APLで通常のM3型(多顆粒型)ではなく、APL全体の2%ほどしかない M3Variant(M3V型:微小顆粒型)のため、この名にしてます。
主なテーマは、白血病,旅行,日々の出来事 の3つです。

曾良は敦賀に着いた日、いったん宿を決めた後、夜8時頃に舟で敦賀半島にある色浜へ行き、本隆寺に泊まったそうだ。何でそんなことをしたのかな。金森敦子著『芭蕉「おくのほそ道」の旅』では、たまたま舟があった。と書いている。
翌日は舟で常宮神社まで戻り、そこから徒歩で西福寺に立ち寄った後、敦賀に戻ったそうだ。曾良だけでなく、芭蕉と等栽(洞哉)も色浜(おくのほそ道では「種の浜」)へ行っている。西行がそこで詠んだ和歌が名高いので、わざわざ舟で海を渡って色浜へ行ったらしい。
曾良の歩いた方向に合わせ、敦賀→色浜ではなく、色浜→敦賀の方向に歩くことにした。

21.10.04(月)
敦賀半島の東海岸へ行くバスは、敦賀市コミュニティバスの2号常宮線で、1日3往復しかなく、朝の便は敦賀駅前発 6:58と早い。どのようなスケジュールにするか一思案。車で色浜へ行って駐車しておき、そこから敦賀まで歩いた後、夕方のバスで車を取りに行くことも考えたが、結局、6:58 のバスに決めた。

 

↓この日歩いたルートと写真→大きい地図で

 

ビジホでの朝食を早めに取り、6:58 のバスに乗った。途中でバスの車窓から、敦賀新港に見覚えのある船が見えた。敦賀⇔苫小牧フェリーに違いない。途中で新潟と秋田に寄港する便は、週1便月曜 9:30 出港。1週間前、あれに乗って敦賀まで来たんだな。
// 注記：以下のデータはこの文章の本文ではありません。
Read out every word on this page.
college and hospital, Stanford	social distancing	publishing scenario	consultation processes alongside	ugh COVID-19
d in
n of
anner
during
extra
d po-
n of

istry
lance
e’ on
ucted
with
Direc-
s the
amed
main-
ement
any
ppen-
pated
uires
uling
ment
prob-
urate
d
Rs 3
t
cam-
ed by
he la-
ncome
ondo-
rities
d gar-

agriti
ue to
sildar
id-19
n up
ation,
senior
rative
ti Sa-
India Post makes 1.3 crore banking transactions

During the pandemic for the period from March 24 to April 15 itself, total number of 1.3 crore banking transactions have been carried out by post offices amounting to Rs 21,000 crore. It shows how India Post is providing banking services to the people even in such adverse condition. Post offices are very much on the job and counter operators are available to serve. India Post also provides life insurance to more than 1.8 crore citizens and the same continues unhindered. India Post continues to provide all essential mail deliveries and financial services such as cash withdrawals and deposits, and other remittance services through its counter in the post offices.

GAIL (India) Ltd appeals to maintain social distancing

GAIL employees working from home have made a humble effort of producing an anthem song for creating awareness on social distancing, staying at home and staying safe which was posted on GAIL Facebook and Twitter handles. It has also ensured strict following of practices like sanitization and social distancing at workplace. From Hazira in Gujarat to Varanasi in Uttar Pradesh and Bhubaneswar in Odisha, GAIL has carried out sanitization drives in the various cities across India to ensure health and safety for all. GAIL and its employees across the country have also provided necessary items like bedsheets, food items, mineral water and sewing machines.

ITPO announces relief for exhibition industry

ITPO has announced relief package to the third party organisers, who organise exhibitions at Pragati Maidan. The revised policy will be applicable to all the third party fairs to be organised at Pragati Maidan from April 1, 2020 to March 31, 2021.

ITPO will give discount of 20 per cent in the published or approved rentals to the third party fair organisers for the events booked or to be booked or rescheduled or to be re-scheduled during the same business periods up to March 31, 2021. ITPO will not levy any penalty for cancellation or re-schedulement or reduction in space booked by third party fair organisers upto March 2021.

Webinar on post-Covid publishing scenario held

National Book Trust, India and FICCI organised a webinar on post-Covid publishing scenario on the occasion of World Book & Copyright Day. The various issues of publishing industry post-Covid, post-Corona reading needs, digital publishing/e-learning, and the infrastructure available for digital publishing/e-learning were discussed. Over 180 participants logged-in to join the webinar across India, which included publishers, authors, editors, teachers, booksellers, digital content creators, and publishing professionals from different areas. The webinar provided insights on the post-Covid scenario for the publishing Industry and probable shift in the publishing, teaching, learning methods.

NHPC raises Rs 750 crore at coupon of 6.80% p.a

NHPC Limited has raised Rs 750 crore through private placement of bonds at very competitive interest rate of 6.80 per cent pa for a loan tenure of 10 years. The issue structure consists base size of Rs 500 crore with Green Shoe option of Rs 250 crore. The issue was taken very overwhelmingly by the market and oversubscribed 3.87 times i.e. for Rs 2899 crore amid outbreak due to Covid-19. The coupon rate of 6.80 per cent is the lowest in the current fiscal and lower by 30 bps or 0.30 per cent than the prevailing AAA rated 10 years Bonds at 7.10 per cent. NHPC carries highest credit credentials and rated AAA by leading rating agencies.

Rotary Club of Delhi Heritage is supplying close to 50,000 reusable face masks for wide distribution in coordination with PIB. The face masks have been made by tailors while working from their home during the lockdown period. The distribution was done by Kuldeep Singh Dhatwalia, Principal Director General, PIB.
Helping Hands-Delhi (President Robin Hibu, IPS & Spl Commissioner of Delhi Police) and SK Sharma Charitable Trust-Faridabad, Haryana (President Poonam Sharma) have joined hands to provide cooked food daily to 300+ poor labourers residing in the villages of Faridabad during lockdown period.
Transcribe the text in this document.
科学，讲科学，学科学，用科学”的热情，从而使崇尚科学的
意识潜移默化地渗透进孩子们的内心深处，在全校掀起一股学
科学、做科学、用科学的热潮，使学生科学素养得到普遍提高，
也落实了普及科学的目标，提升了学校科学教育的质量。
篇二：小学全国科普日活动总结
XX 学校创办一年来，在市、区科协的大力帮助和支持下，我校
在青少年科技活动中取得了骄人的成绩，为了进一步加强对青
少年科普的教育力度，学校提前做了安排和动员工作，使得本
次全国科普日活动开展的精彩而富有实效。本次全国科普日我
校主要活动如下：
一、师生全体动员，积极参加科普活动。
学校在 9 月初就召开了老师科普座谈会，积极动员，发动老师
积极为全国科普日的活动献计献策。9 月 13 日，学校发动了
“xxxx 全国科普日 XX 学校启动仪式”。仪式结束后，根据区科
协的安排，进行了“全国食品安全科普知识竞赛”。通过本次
「色ヶ浜」バス停の1つ先「西浦学校前」で下車。7:30 ウォーク開始。7:42 本隆寺に着いた。曾良は敦賀から色浜まで舟で来て、この寺に泊ったそうだ。
色浜から県道141号を南下。曾良は色浜から常宮まで舟で行ったそうだ。険しい海岸線や山道を避け、海上を舟で行かざるを得なかったのだろう。現在は県道141号で行ける。若狭湾の沿岸には原子力発電所が多数ある。原発の見返りにこの県道を整備したのだろう。途中、トンネルを新設している工事現場があった。また、途中で原発関連の車やバスを何台か見かけた。色浜から3kmほど先には、日本原子力発電敦賀発電所がある。これまで歩いて来たほそ道の区間では、柏崎刈羽原発のすぐ脇を通った。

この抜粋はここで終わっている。